Governance systems are responsible for implementing human intervention, and several approaches have emerged over the years:

• Totalitarian political parties: Unilateral parties can decide individually how to upgrade the system (many projects, including BTC, started this way).
• Rough consensus: The majority of participants said they were ready to deploy the upgrade, determine the mark day, and then perform the upgrade on the mark day (BTC/ETH).
• Voting agreement: All parties participate in the election and explicitly vote on whether to approve the escalation.
• No interference: Smart contracts can be immutable, and the system can never be changed.

In addition to the above, the community can also decide to appoint a safety committee as a complementary option to governance to act quickly in an emergency.

The Security Council does not stop the attack. This is a passive mechanism that works alongside governance when a blockchain protocol’s user funds or system reliability/performance are attacked.

Finally

All discussions around blockchain protocols, governance, and security committees are crucial. The existence of this discussion is what makes cryptocurrencies so special.

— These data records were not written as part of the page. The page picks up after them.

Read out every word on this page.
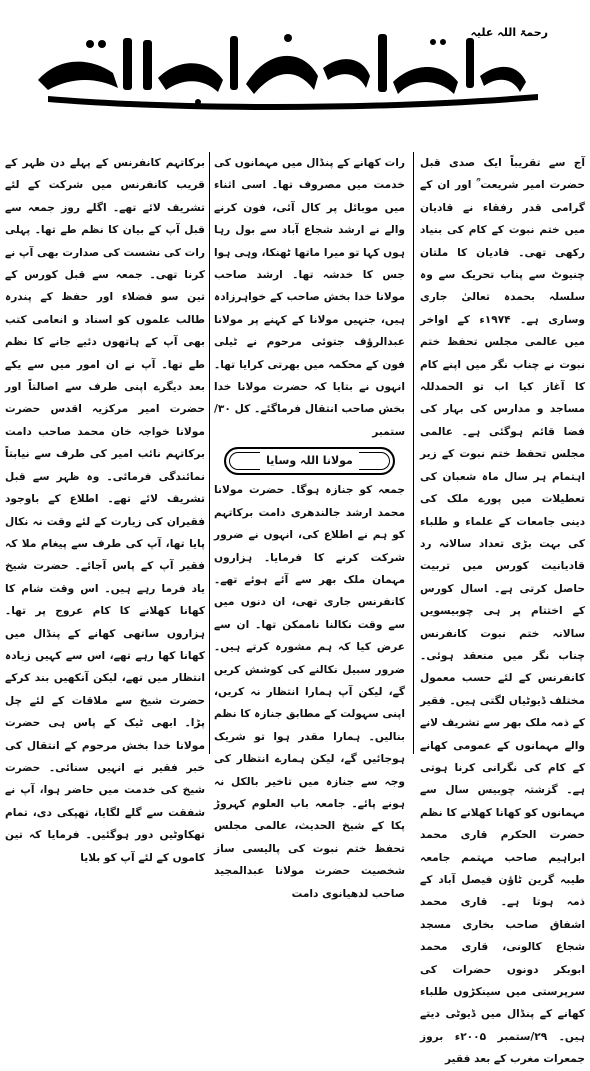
رحمۃ اللہ علیہ

آج سے تقریباً ایک صدی قبل حضرت امیر شریعت ؒ اور ان کے گرامی قدر رفقاء نے قادیان میں ختم نبوت کے کام کی بنیاد رکھی تھی۔ قادیان کا ملتان چنیوٹ سے پناب تحریک سے وہ سلسلہ بحمدہ تعالیٰ جاری وساری ہے۔ ۱۹۷۴ء کے اواخر میں عالمی مجلس تحفظ ختم نبوت نے چناب نگر میں اپنے کام کا آغاز کیا اب تو الحمدللہ مساجد و مدارس کی بہار کی فضا قائم ہوگئی ہے۔ عالمی مجلس تحفظ ختم نبوت کے زیر اہتمام ہر سال ماہ شعبان کی تعطیلات میں پورے ملک کی دینی جامعات کے علماء و طلباء کی بہت بڑی تعداد سالانہ رد قادیانیت کورس میں تربیت حاصل کرتی ہے۔ اسال کورس کے اختتام پر ہی چوبیسویں سالانہ ختم نبوت کانفرنس چناب نگر میں منعقد ہوئی۔ کانفرنس کے لئے حسب معمول مختلف ڈیوٹیاں لگتی ہیں۔ فقیر کے ذمہ ملک بھر سے تشریف لانے والے مہمانوں کے عمومی کھانے کے کام کی نگرانی کرنا ہوتی ہے۔ گزشتہ چوبیس سال سے مہمانوں کو کھانا کھلانے کا نظم حضرت الحکرم قاری محمد ابراہیم صاحب مہتمم جامعہ طیبہ گرین ٹاؤن فیصل آباد کے ذمہ ہوتا ہے۔ قاری محمد اشفاق صاحب بخاری مسجد شجاع کالونی، قاری محمد ابوبکر دونوں حضرات کی سرپرستی میں سینکڑوں طلباء کھانے کے پنڈال میں ڈیوٹی دیتے ہیں۔ ۲۹/ستمبر ۲۰۰۵ء بروز جمعرات مغرب کے بعد فقیر

رات کھانے کے پنڈال میں مہمانوں کی خدمت میں مصروف تھا۔ اسی اثناء میں موبائل پر کال آئی، فون کرنے والے نے ارشد شجاع آباد سے بول رہا ہوں کہا تو میرا ماتھا ٹھنکا، وہی ہوا جس کا خدشہ تھا۔ ارشد صاحب مولانا خدا بخش صاحب کے خواہرزادہ ہیں، جنہیں مولانا کے کہنے پر مولانا عبدالرؤف جتوئی مرحوم نے ٹیلی فون کے محکمہ میں بھرتی کرایا تھا۔ انہوں نے بتایا کہ حضرت مولانا خدا بخش صاحب انتقال فرماگئے۔ کل ۳۰/ستمبر

مولانا اللہ وسایا

جمعہ کو جنازہ ہوگا۔ حضرت مولانا محمد ارشد جالندھری دامت برکاتہم کو ہم نے اطلاع کی، انہوں نے ضرور شرکت کرنے کا فرمایا۔ ہزاروں مہمان ملک بھر سے آئے ہوئے تھے۔ کانفرنس جاری تھی، ان دنوں میں سے وقت نکالنا ناممکن تھا۔ ان سے عرض کیا کہ ہم مشورہ کرتے ہیں۔ ضرور سبیل نکالنے کی کوشش کریں گے، لیکن آپ ہمارا انتظار نہ کریں، اپنی سہولت کے مطابق جنازہ کا نظم بنالیں۔ ہمارا مقدر ہوا تو شریک ہوجائیں گے، لیکن ہمارے انتظار کی وجہ سے جنازہ میں تاخیر بالکل نہ ہونے پائے۔ جامعہ باب العلوم کہروڑ پکا کے شیخ الحدیث، عالمی مجلس تحفظ ختم نبوت کی پالیسی ساز شخصیت حضرت مولانا عبدالمجید صاحب لدھیانوی دامت

برکاتہم کانفرنس کے پہلے دن ظہر کے قریب کانفرنس میں شرکت کے لئے تشریف لائے تھے۔ اگلے روز جمعہ سے قبل آپ کے بیان کا نظم طے تھا۔ پہلی رات کی نشست کی صدارت بھی آپ نے کرنا تھی۔ جمعہ سے قبل کورس کے تین سو فضلاء اور حفظ کے پندرہ طالب علموں کو اسناد و انعامی کتب بھی آپ کے ہاتھوں دئیے جانے کا نظم طے تھا۔ آپ نے ان امور میں سے یکے بعد دیگرے اپنی طرف سے اصالتاً اور حضرت امیر مرکزیہ اقدس حضرت مولانا خواجہ خان محمد صاحب دامت برکاتہم نائب امیر کی طرف سے نیابتاً نمائندگی فرمائی۔ وہ ظہر سے قبل تشریف لائے تھے۔ اطلاع کے باوجود فقیران کی زیارت کے لئے وقت نہ نکال پایا تھا، آپ کی طرف سے پیغام ملا کہ فقیر آپ کے پاس آجائے۔ حضرت شیخ یاد فرما رہے ہیں۔ اس وقت شام کا کھانا کھلانے کا کام عروج پر تھا۔ ہزاروں ساتھی کھانے کے پنڈال میں کھانا کھا رہے تھے، اس سے کہیں زیادہ انتظار میں تھے، لیکن آنکھیں بند کرکے حضرت شیخ سے ملاقات کے لئے چل پڑا۔ ابھی ٹیک کے پاس ہی حضرت مولانا خدا بخش مرحوم کے انتقال کی خبر فقیر نے انہیں سنائی۔ حضرت شیخ کی خدمت میں حاضر ہوا، آپ نے شفقت سے گلے لگایا، تھپکی دی، تمام تھکاوٹیں دور ہوگئیں۔ فرمایا کہ تین کاموں کے لئے آپ کو بلایا
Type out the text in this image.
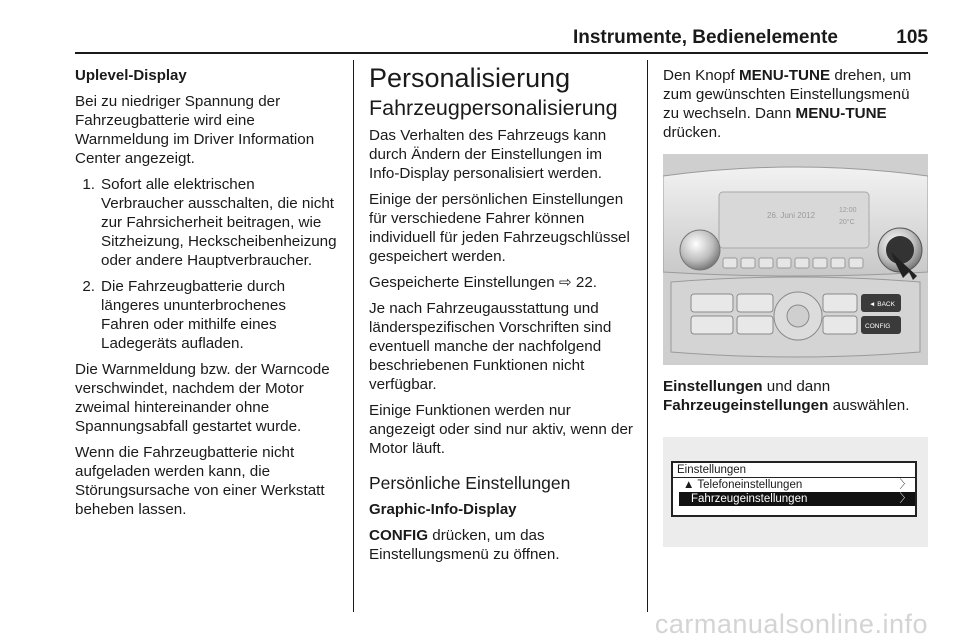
Instrumente, Bedienelemente	105

Uplevel-Display

Bei zu niedriger Spannung der Fahrzeugbatterie wird eine Warnmeldung im Driver Information Center angezeigt.

1. Sofort alle elektrischen Verbraucher ausschalten, die nicht zur Fahrsicherheit beitragen, wie Sitzheizung, Heckscheibenheizung oder andere Hauptverbraucher.
2. Die Fahrzeugbatterie durch längeres ununterbrochenes Fahren oder mithilfe eines Ladegeräts aufladen.

Die Warnmeldung bzw. der Warncode verschwindet, nachdem der Motor zweimal hintereinander ohne Spannungsabfall gestartet wurde.

Wenn die Fahrzeugbatterie nicht aufgeladen werden kann, die Störungsursache von einer Werkstatt beheben lassen.

Personalisierung
Fahrzeugpersonalisierung

Das Verhalten des Fahrzeugs kann durch Ändern der Einstellungen im Info-Display personalisiert werden.

Einige der persönlichen Einstellungen für verschiedene Fahrer können individuell für jeden Fahrzeugschlüssel gespeichert werden.

Gespeicherte Einstellungen ⇨ 22.

Je nach Fahrzeugausstattung und länderspezifischen Vorschriften sind eventuell manche der nachfolgend beschriebenen Funktionen nicht verfügbar.

Einige Funktionen werden nur angezeigt oder sind nur aktiv, wenn der Motor läuft.

Persönliche Einstellungen

Graphic-Info-Display

CONFIG drücken, um das Einstellungsmenü zu öffnen.

Den Knopf MENU-TUNE drehen, um zum gewünschten Einstellungsmenü zu wechseln. Dann MENU-TUNE drücken.

26. Juni 2012
12:00
20°C
◄ BACK
CONFIG

Einstellungen und dann Fahrzeugeinstellungen auswählen.

Einstellungen
▲ Telefoneinstellungen	〉
Fahrzeugeinstellungen	〉
carmanualsonline.info
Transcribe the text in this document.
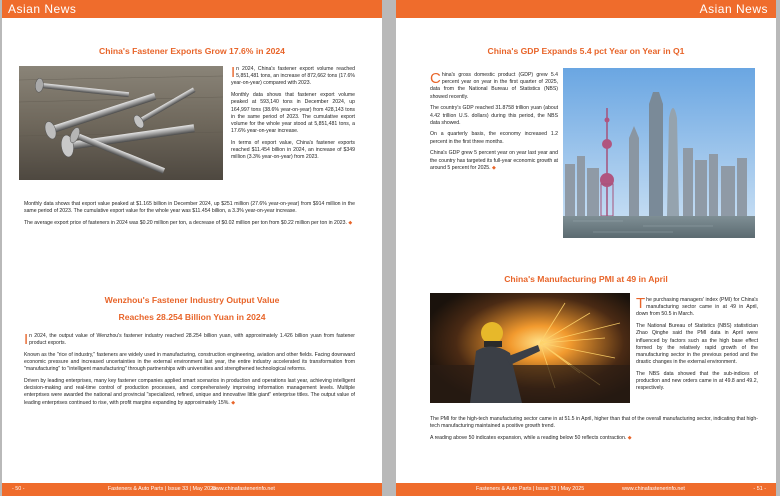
Asian News
China's Fastener Exports Grow 17.6% in 2024

In 2024, China's fastener export volume reached 5,851,481 tons, an increase of 872,662 tons (17.6% year-on-year) compared with 2023.

Monthly data shows that fastener export volume peaked at 593,140 tons in December 2024, up 164,997 tons (38.6% year-on-year) from 428,143 tons in the same period of 2023. The cumulative export volume for the whole year stood at 5,851,481 tons, a 17.6% year-on-year increase.

In terms of export value, China's fastener exports reached $11.454 billion in 2024, an increase of $349 million (3.3% year-on-year) from 2023.

Monthly data shows that export value peaked at $1.165 billion in December 2024, up $251 million (27.6% year-on-year) from $914 million in the same period of 2023. The cumulative export value for the whole year was $11.454 billion, a 3.3% year-on-year increase.

The average export price of fasteners in 2024 was $0.20 million per ton, a decrease of $0.02 million per ton from $0.22 million per ton in 2023. ◆

Wenzhou's Fastener Industry Output Value
Reaches 28.254 Billion Yuan in 2024

In 2024, the output value of Wenzhou's fastener industry reached 28.254 billion yuan, with approximately 1.426 billion yuan from fastener product exports.

Known as the "rice of industry," fasteners are widely used in manufacturing, construction engineering, aviation and other fields. Facing downward economic pressure and increased uncertainties in the external environment last year, the entire industry accelerated its transformation from "manufacturing" to "intelligent manufacturing" through partnerships with universities and strengthened technological reforms.

Driven by leading enterprises, many key fastener companies applied smart scenarios in production and operations last year, achieving intelligent decision-making and real-time control of production processes, and comprehensively improving information management levels. Multiple enterprises were awarded the national and provincial "specialized, refined, unique and innovative little giant" enterprise titles. The output value of leading enterprises continued to rise, with profit margins expanding by approximately 15%. ◆

- 50 -	Fasteners & Auto Parts | Issue 33 | May 2025
www.chinafastenerinfo.net
Asian News
China's GDP Expands 5.4 pct Year on Year in Q1

China's gross domestic product (GDP) grew 5.4 percent year on year in the first quarter of 2025, data from the National Bureau of Statistics (NBS) showed recently.

The country's GDP reached 31.8758 trillion yuan (about 4.42 trillion U.S. dollars) during this period, the NBS data showed.

On a quarterly basis, the economy increased 1.2 percent in the first three months.

China's GDP grew 5 percent year on year last year and the country has targeted its full-year economic growth at around 5 percent for 2025. ◆

China's Manufacturing PMI at 49 in April

The purchasing managers' index (PMI) for China's manufacturing sector came in at 49 in April, down from 50.5 in March.

The National Bureau of Statistics (NBS) statistician Zhao Qinghe said the PMI data in April were influenced by factors such as the high base effect formed by the relatively rapid growth of the manufacturing sector in the previous period and the drastic changes in the external environment.

The NBS data showed that the sub-indices of production and new orders came in at 49.8 and 49.2, respectively.

The PMI for the high-tech manufacturing sector came in at 51.5 in April, higher than that of the overall manufacturing sector, indicating that high-tech manufacturing maintained a positive growth trend.

A reading above 50 indicates expansion, while a reading below 50 reflects contraction. ◆

Fasteners & Auto Parts | Issue 33 | May 2025	www.chinafastenerinfo.net	- 51 -
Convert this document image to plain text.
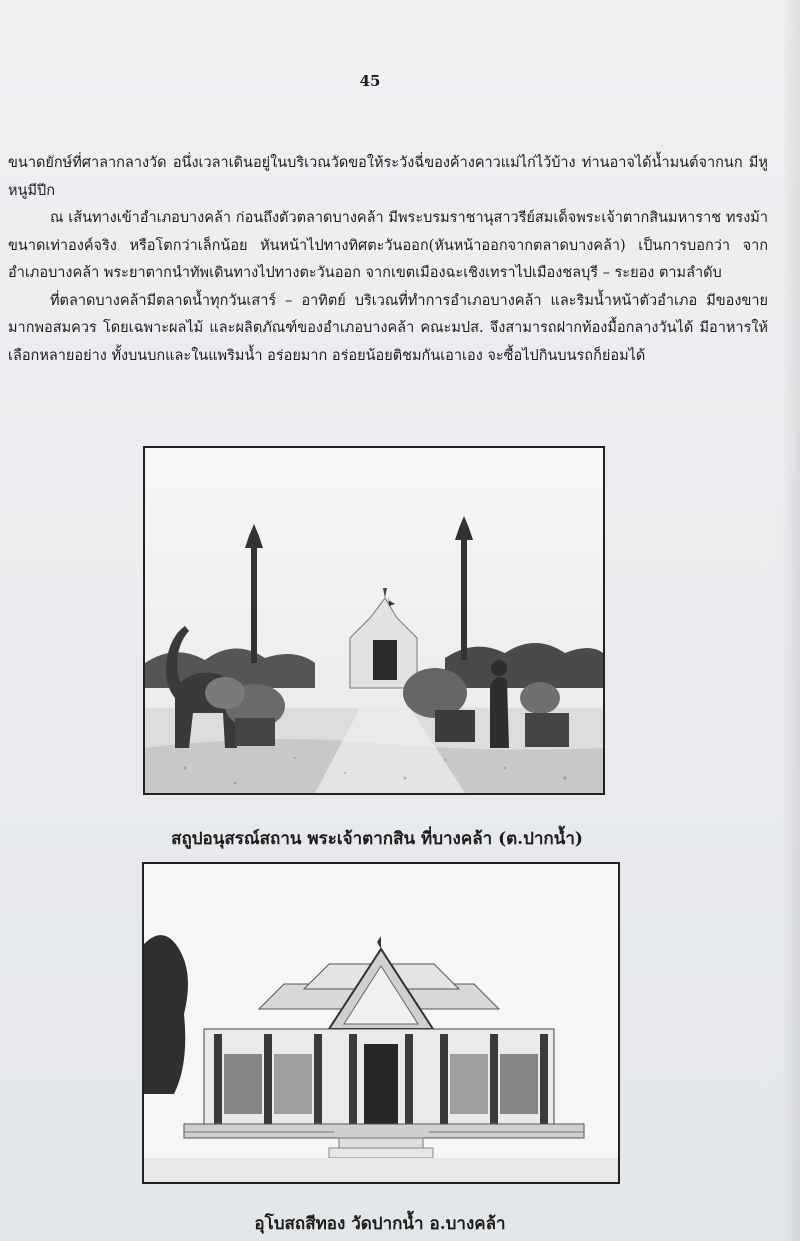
45

ขนาดยักษ์ที่ศาลากลางวัด อนึ่งเวลาเดินอยู่ในบริเวณวัดขอให้ระวังฉี่ของค้างคาวแม่ไก่ไว้บ้าง ท่านอาจได้น้ำมนต์จากนก มีหู หนูมีปีก

ณ เส้นทางเข้าอำเภอบางคล้า ก่อนถึงตัวตลาดบางคล้า มีพระบรมราชานุสาวรีย์สมเด็จพระเจ้าตากสินมหาราช ทรงม้า ขนาดเท่าองค์จริง หรือโตกว่าเล็กน้อย หันหน้าไปทางทิศตะวันออก(หันหน้าออกจากตลาดบางคล้า) เป็นการบอกว่า จากอำเภอบางคล้า พระยาตากนำทัพเดินทางไปทางตะวันออก จากเขตเมืองฉะเชิงเทราไปเมืองชลบุรี – ระยอง ตามลำดับ

ที่ตลาดบางคล้ามีตลาดน้ำทุกวันเสาร์ – อาทิตย์ บริเวณที่ทำการอำเภอบางคล้า และริมน้ำหน้าตัวอำเภอ มีของขายมากพอสมควร โดยเฉพาะผลไม้ และผลิตภัณฑ์ของอำเภอบางคล้า คณะมปส. จึงสามารถฝากท้องมื้อกลางวันได้ มีอาหารให้เลือกหลายอย่าง ทั้งบนบกและในแพริมน้ำ อร่อยมาก อร่อยน้อยติชมกันเอาเอง จะซื้อไปกินบนรถก็ย่อมได้

สถูปอนุสรณ์สถาน พระเจ้าตากสิน ที่บางคล้า (ต.ปากน้ำ)
อุโบสถสีทอง วัดปากน้ำ อ.บางคล้า
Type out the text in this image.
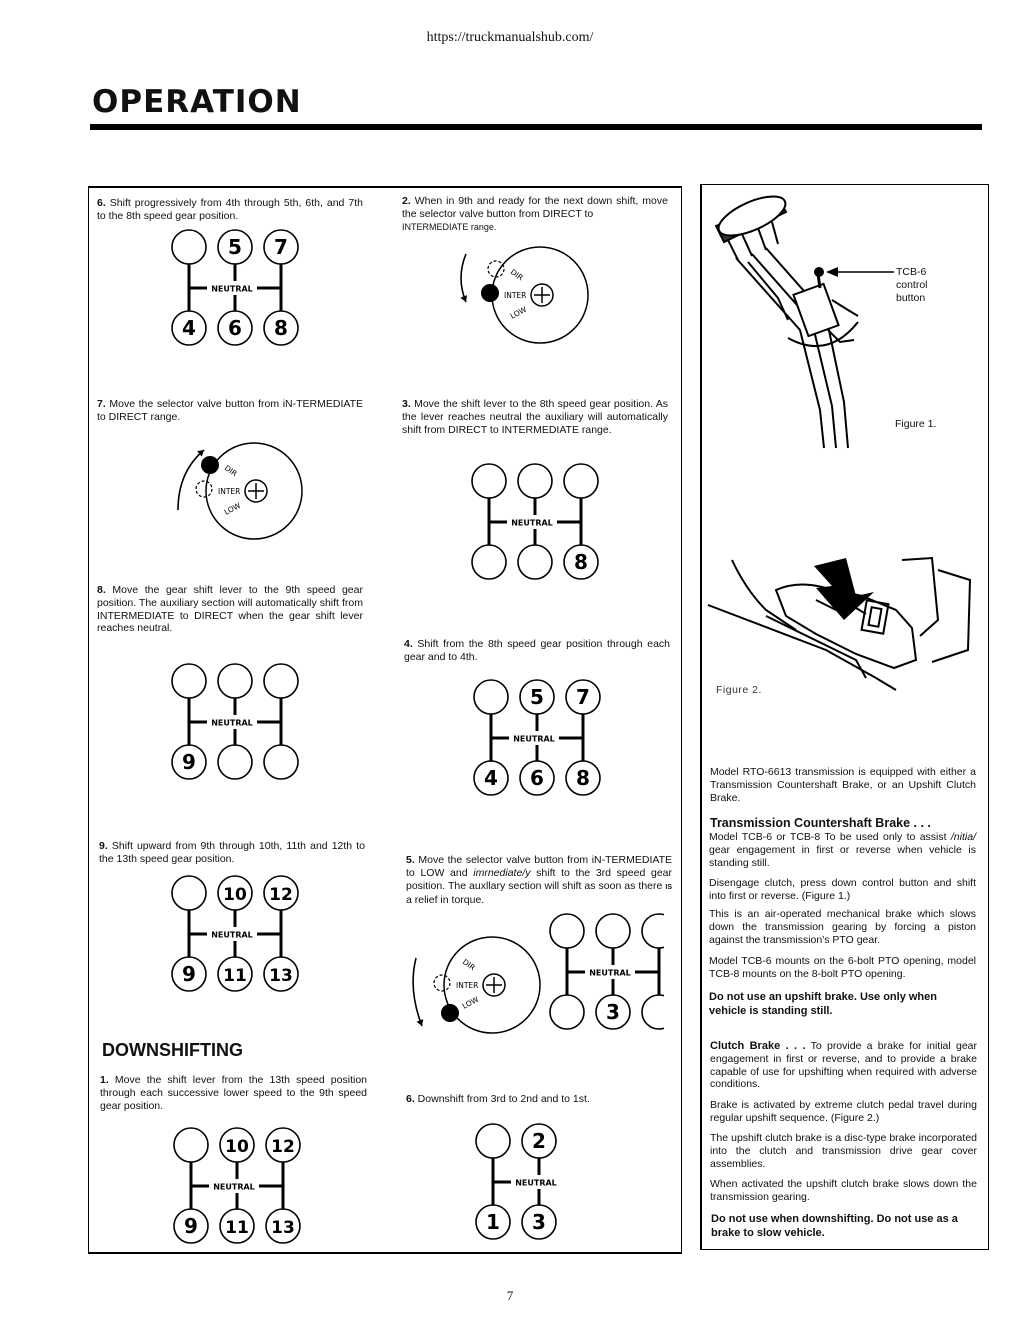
https://truckmanualshub.com/
OPERATION
6. Shift progressively from 4th through 5th, 6th, and 7th to the 8th speed gear position.
NEUTRAL
5 7
4 6 8
7. Move the selector valve button from iN-TERMEDIATE to DIRECT range.
DIR
INTER
LOW
8. Move the gear shift lever to the 9th speed gear position. The auxiliary section will automatically shift from INTERMEDIATE to DIRECT when the gear shift lever reaches neutral.
NEUTRAL
9
9. Shift upward from 9th through 10th, 11th and 12th to the 13th speed gear position.
NEUTRAL
10 12
9 11 13
DOWNSHIFTING
1. Move the shift lever from the 13th speed position through each successive lower speed to the 9th speed gear position.
NEUTRAL
10 12
9 11 13
2. When in 9th and ready for the next down shift, move the selector valve button from DIRECT to
INTERMEDIATE range.
DIR
INTER
LOW
3. Move the shift lever to the 8th speed gear position. As the lever reaches neutral the auxiliary will automatically shift from DIRECT to INTERMEDIATE range.
NEUTRAL
8
4. Shift from the 8th speed gear position through each gear and to 4th.
NEUTRAL
5 7
4 6 8
5. Move the selector valve button from iN-TERMEDIATE to LOW and imrnediate/y shift to the 3rd speed gear position. The auxllary section will shift as soon as there IS a relief in torque.
DIR
INTER
LOW
NEUTRAL
3
6. Downshift from 3rd to 2nd and to 1st.
NEUTRAL
2
1 3
TCB-6 control button
Figure 1.
Figure 2.
Model RTO-6613 transmission is equipped with either a Transmission Countershaft Brake, or an Upshift Clutch Brake.
Transmission Countershaft Brake . . .
Model TCB-6 or TCB-8 To be used only to assist /nitia/ gear engagement in first or reverse when vehicle is standing still.
Disengage clutch, press down control button and shift into first or reverse. (Figure 1.)
This is an air-operated mechanical brake which slows down the transmission gearing by forcing a piston against the transmission's PTO gear.
Model TCB-6 mounts on the 6-bolt PTO opening, model TCB-8 mounts on the 8-bolt PTO opening.
Do not use an upshift brake. Use only when vehicle is standing still.
Clutch Brake . . . To provide a brake for initial gear engagement in first or reverse, and to provide a brake capable of use for upshifting when required with adverse conditions.
Brake is activated by extreme clutch pedal travel during regular upshift sequence. (Figure 2.)
The upshift clutch brake is a disc-type brake incorporated into the clutch and transmission drive gear cover assemblies.
When activated the upshift clutch brake slows down the transmission gearing.
Do not use when downshifting. Do not use as a brake to slow vehicle.
7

This is a good example of trust engineering: an engineering discipline that focuses on identifying, measuring, and reducing/eliminating trust elements in a system.

In cryptocurrency, we focus on building systems that not only protect users from powerful system operators, but also enable them to operate reliably (safely) under the most adverse conditions.

That’s why it’s healthy for community members to be skeptical about the role of the safety committee, but they have a responsibility to come up with better solutions during emergencies to protect user funds in a reactive way.

I hope this article will make it clear why security committees are useful, they are necessary today, but they are only a small part of the broader architecture of smart contract systems.